Tam: Undertaking the continuous, and concentrated, engagement through photography and writing that A Visual Dialogue is predicated on presented a rare opportunity for direct reflection in another practice. It’s common to find artists that you love, images that you care about, but it's far less common to create in line with a creative practice that responds to your work and cares. Enriques’ generosity in language and analysis helped to elucidate corners of my practice that I have been struggling to verbalize, while trying to formulate a response – either through text or image – existed as a wonderful exercise in experimentation.
How did the visual dialogue affect your work?
Enrique: The outcome reveals more questions than conclusions. That enriches the dialogue because it has been a dynamic with anthropological, philosophical, sociological, and artistic flights. Generating an articulation between various components of the image to project our gazes based on our most honest influences.
Tam: I’m really happy with how everything came together! It’s wonderful to get to meet an artist like Enrique who is dedicated to thinking deeply about image creation. Getting to ask questions, bounce ideas, and explore new ways of thinking through sight is something that I always treasure–but, finding an artist whose concerns relate so heavily to my own was a wonderful reminder of what makes being a part of an artistic community so rewarding. I think in a perfect world, this conversation could have had more time – or even could have occurred offline so that conversations could evolve more naturally than email allows. Even given the time constraints and parameters of this exercise – I was consistently excited to check my inbox and think through possible responses!

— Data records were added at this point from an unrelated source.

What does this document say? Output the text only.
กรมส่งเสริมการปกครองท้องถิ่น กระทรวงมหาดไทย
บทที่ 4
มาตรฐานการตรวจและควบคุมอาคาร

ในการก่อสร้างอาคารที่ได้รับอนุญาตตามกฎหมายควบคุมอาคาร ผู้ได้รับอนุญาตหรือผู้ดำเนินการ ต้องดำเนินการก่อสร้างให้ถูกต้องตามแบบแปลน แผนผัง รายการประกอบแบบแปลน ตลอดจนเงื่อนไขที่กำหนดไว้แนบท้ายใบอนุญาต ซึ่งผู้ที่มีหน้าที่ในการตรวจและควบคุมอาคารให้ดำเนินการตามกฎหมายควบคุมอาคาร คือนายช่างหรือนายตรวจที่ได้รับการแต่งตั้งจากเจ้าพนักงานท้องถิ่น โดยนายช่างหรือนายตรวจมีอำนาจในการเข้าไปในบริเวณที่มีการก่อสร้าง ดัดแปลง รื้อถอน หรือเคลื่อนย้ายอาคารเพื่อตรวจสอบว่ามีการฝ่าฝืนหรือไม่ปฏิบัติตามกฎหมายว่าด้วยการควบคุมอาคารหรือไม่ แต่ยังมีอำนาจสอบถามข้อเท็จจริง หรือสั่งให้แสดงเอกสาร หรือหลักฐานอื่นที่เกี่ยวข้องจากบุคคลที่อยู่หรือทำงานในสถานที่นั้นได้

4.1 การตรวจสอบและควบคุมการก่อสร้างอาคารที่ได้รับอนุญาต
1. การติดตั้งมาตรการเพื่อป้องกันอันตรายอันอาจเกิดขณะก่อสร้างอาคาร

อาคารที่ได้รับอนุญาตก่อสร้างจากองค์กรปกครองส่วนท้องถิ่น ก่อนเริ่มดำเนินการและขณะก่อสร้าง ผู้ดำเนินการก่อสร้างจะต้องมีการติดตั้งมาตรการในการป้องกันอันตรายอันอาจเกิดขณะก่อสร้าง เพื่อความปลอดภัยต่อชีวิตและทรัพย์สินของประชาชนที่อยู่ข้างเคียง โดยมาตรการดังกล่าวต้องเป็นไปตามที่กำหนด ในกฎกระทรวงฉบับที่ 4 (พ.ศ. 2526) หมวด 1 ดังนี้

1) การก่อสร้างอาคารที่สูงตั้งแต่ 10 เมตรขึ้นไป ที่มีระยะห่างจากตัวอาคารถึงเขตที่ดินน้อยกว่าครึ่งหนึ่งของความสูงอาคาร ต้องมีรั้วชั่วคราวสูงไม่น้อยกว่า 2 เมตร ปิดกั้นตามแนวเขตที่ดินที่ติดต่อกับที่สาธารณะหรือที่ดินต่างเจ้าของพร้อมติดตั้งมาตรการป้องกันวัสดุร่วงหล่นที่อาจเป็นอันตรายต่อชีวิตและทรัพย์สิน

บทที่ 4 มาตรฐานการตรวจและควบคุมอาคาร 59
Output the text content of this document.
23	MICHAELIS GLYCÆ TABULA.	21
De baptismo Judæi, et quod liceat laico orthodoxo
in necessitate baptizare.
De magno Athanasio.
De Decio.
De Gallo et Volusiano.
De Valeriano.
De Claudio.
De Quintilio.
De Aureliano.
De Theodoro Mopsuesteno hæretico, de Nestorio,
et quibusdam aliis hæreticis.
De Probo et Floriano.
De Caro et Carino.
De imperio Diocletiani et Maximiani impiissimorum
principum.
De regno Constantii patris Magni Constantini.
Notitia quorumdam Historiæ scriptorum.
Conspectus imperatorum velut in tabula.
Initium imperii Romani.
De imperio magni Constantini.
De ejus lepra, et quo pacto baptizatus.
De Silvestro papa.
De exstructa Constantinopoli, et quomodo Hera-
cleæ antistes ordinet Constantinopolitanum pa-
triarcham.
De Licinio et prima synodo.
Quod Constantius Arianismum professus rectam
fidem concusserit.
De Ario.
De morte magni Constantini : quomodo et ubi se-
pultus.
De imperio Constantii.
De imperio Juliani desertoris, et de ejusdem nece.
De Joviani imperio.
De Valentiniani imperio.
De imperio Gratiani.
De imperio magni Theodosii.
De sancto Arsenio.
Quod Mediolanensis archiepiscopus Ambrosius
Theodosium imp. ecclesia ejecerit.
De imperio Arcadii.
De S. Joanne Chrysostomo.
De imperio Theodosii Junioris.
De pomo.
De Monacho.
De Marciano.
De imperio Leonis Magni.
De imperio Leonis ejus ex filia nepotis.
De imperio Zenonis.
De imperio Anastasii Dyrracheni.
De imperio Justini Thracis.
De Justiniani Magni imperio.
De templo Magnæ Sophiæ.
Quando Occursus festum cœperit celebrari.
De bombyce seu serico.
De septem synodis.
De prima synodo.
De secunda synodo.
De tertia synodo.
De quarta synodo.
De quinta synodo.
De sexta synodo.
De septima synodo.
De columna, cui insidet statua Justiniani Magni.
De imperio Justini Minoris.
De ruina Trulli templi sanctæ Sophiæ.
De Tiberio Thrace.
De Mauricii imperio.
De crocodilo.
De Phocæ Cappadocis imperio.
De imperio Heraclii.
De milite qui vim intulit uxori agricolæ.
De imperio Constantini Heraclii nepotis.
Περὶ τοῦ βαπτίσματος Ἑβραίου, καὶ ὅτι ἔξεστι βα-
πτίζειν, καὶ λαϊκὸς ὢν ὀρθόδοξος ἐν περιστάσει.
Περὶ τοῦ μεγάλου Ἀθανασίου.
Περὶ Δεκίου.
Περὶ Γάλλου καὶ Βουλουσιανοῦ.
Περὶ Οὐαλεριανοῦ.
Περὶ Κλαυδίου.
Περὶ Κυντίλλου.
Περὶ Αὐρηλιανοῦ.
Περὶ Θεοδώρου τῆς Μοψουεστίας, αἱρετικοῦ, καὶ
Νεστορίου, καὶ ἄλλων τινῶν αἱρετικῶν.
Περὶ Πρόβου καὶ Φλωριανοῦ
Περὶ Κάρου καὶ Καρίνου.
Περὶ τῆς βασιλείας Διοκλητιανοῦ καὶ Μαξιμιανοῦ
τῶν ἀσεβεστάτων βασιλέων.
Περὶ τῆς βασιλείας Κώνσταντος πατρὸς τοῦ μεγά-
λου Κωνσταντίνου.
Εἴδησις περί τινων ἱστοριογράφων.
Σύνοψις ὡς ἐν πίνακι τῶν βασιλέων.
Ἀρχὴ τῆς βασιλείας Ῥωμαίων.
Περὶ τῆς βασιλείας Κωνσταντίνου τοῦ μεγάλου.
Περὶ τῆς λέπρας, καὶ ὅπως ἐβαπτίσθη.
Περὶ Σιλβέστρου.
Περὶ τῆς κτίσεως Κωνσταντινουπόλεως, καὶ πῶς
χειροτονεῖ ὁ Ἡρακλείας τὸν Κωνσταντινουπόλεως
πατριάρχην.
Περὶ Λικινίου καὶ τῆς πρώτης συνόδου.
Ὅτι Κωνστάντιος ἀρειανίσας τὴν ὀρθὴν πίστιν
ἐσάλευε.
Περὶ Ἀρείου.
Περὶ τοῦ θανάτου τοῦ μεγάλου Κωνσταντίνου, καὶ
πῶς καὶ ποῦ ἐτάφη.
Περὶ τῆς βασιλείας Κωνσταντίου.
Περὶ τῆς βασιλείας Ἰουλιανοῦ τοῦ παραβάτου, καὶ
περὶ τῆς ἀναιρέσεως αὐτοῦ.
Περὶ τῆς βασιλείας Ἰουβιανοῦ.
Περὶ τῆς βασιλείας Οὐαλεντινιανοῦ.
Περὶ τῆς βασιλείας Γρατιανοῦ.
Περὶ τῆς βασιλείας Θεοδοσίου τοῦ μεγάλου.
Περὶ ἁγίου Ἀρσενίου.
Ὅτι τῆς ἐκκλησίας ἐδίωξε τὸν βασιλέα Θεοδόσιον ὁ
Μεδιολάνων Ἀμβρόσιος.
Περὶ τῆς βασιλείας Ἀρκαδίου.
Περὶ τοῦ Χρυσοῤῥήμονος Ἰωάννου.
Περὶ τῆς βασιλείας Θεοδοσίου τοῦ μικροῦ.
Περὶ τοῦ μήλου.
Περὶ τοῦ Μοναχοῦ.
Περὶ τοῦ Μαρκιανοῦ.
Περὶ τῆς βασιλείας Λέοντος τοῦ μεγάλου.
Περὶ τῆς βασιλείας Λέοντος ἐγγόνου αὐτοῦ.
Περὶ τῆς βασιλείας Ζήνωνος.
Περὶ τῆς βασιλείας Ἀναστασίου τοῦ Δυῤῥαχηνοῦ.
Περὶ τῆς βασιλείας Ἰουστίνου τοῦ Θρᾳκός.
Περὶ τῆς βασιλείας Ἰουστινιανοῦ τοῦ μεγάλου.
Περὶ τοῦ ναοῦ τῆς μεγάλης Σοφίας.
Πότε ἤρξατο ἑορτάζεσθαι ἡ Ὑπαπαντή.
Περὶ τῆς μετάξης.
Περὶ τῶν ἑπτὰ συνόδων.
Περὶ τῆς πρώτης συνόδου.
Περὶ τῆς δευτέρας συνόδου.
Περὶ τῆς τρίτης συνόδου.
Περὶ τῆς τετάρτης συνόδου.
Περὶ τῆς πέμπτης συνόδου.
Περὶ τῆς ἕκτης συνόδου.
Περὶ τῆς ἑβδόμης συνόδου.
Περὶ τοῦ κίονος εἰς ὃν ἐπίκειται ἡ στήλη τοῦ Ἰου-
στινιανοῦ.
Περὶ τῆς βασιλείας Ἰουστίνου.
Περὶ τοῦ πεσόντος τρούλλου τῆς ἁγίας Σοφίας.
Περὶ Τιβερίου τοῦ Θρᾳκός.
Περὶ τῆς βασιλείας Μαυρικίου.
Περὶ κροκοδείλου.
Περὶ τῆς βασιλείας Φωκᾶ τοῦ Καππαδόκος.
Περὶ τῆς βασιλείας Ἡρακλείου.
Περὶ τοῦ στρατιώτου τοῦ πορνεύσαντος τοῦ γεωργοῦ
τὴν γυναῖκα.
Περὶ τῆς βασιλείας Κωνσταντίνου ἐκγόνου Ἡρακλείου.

How will it affect the way you work, or think about making work in the future?
Enrique: It opens up a collaborative outlook, undoubtedly, an exchange of possibilities regarding representation and discourse. Additionally, I believe that dialogue through the visual realm heralds a new future in photographic practices; it's pleasing because they aren't meant to be completed or to deliver verdicts but to leave a gap open between the future and the present.
Tam: This exercise served as an important reminder for me of the importance of collaboration in art creation. As photographers, it is easy to fall into the trap of believing that our practice is predicated on the time that we spend alone–be it editing, developing, printing etc. when in reality, the core of photography is its relation to an external world–a world that invariably is shaped by the care (or lack thereof) of others. I hope to continue making images in a way that embraces collaboration–be it through shared sight, thinking, or dialogue.